If you read my last post, you may be wondering why I wasn’t totally content with my orange linen, as bright and cheery as it was. Basically it’s because I wanted pink. Light pink, to be exact. Light pink 40/2 linen, to be exact, and lots of it. Why? Well…!
A fortunate side-effect of my successful show with Amanda Quinby at the Shelburne Arts Co-op in Shelburne Falls in October was that I sold all of my usual inventory of naturally dyed linen bookmarks and hand-bound books with hand-woven cloth covers. Hence, I need to weave more! My main objective with this madder exhaust project was to create light pink 40/2 linen yarn for weaving heart-motif bookmarks in Huck Lace. I must confess that all the other lovely colors I obtained were just happy by-products in my quest for pink.
And I did get pink. When I began to formulate my hypothesis about the orange bath, which I will expound upon later, I decided that my best prospect for getting pink was to extract the roots again. Ta-da! I got a very rich rose-pink, and then gradually lighter pinks as I went along. I even extracted the roots a third time, and got slightly more blue shades of pink. I continued exhausting these two pink dyebaths until there was almost no color left at all. I heated and cooled them repeatedly for days and days, but despite this abuse the colors remained clear and lovely. Here’s how one of the pots looked about halfway through this process. It’s already pretty transparent:
And here are two jars showing the clarity of the two utterly exhausted pink dyebaths. There are two different views just because I thought the leaves and the light were so pretty!

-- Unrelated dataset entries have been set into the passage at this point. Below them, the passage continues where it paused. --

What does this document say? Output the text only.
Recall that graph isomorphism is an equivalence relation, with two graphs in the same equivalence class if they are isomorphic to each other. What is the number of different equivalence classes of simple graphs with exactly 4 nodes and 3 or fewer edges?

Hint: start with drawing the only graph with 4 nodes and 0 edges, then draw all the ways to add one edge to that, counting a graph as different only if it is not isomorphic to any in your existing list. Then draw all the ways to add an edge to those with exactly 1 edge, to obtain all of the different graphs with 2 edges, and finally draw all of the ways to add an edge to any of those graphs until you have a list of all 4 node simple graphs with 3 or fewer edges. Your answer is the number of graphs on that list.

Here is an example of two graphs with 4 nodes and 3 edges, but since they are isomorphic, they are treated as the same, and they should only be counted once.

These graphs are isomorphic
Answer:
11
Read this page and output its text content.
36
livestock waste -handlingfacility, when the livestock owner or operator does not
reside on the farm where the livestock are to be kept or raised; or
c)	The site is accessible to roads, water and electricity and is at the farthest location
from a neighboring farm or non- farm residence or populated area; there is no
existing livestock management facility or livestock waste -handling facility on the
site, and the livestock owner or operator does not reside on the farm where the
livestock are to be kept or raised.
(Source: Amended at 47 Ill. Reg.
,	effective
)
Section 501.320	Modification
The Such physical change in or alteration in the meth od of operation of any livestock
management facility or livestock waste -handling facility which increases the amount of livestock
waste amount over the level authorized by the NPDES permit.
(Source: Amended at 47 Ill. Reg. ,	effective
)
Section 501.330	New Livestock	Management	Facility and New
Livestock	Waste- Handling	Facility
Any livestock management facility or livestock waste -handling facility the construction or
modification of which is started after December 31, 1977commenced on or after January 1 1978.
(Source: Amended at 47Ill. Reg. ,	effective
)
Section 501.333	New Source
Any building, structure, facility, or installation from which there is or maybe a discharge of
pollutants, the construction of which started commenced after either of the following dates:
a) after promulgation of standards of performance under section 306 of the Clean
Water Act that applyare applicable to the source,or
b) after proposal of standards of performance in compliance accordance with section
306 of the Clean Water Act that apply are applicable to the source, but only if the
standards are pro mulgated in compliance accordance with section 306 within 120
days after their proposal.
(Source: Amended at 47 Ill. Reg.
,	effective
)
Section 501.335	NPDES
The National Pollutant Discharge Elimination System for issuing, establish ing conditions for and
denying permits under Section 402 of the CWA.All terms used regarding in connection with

So, in conclusion: I got to pink by extracting the roots a second and even a third time. I did not combine the dyebaths. I kept them separate. I added two Tums tablets to each potful of roots (a quickie way to add calcium to a madder bath, courtesy of Michele Wipplinger of Earthues). (12/26/2023 Edited to add: Michele Wipplinger died in 2020, a tremendous loss to the world. This link now links to the new Earthues website). But I did not check the pH nor add any other pH modifiers to make it more alkaline. I always kept the temperature below 160F (my personal standard for madder, though I have occasionally gone higher by accident).